Michel Arboi is using a bot as his personal Netcraft style crawler. He originally gave it a random referrer, but stopped doing it since it gave the domain owner trouble.

Michel, how about you put a referrer to your own domain in the user agent, leave the referrer empty and explain what you’re doing on your own domain name? Use a free website if needed, as long as you give a good explanation (so it won’t be taken down).

Blacklist for worm infected machines

Thursday, June 9th, 2005

I’m just curious. Is there a blacklist for worm infected machines? Wouldn’t that be helpful?

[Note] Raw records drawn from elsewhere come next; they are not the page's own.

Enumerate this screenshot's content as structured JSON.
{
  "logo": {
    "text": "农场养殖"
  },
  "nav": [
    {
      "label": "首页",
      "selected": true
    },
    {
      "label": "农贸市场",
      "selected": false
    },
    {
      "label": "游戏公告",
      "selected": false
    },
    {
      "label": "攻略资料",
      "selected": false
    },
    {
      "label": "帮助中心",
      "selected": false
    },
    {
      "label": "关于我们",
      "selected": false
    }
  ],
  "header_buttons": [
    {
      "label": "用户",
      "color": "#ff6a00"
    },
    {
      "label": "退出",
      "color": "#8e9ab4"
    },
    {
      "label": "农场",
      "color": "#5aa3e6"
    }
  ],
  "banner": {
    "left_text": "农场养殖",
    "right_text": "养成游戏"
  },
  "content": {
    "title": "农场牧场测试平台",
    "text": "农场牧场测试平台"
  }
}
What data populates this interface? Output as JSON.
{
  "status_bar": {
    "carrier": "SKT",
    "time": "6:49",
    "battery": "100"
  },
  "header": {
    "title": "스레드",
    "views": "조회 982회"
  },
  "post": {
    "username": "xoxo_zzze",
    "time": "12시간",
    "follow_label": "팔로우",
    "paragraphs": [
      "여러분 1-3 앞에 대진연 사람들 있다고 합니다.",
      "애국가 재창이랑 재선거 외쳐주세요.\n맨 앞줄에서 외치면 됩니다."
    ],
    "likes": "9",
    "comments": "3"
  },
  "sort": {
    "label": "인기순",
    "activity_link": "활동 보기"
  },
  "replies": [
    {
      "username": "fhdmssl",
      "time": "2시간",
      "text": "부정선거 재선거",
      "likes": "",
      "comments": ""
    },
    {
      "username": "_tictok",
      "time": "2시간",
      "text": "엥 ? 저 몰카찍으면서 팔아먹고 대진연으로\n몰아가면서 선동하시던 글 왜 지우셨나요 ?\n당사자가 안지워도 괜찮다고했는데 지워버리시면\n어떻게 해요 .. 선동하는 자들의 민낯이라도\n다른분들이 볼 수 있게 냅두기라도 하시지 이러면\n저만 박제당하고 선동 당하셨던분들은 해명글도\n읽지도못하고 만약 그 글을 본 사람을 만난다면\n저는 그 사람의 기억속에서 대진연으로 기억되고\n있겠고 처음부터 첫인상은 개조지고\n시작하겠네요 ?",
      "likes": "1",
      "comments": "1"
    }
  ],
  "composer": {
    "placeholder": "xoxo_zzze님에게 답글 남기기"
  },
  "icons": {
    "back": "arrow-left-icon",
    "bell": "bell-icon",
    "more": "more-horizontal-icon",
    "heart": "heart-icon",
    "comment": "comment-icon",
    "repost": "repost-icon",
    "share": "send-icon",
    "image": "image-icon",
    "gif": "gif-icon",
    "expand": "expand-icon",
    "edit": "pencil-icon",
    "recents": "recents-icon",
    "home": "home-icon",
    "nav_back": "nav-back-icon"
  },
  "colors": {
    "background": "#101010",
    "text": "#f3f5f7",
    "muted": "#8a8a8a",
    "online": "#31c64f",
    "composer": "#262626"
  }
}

I’ve seen some probes in my logs, trying to probe these ports in sequence:
5554
1023
9898

Most of the machines I’ve seen lately have been from Asia. China and Hong Kong. Hmm, come to think of it, those might be bad guys looking for infected machines… Maybe I should include their IP addresses?

It would have been interesting to have a blacklist where you could submit based on unsolicited probes. The problem is probably differentiating between bad guys and infected computers?

Conspiracies everywhere

Wednesday, June 8th, 2005

I woke up to referrers from report-abuse.dmoz.org today.’

Huh? How come they were accessing the post where I celebrated being included on dmoz?

Then I found who’d probably reported me.

I also posted my take on what happened in my original post. Let’s just say the person who wrote abuse must see conspiracies everywhere…

Update
They’re talking about this post on the dmoz forums. I’m SOOO curious what they’re saying, but don’t have access.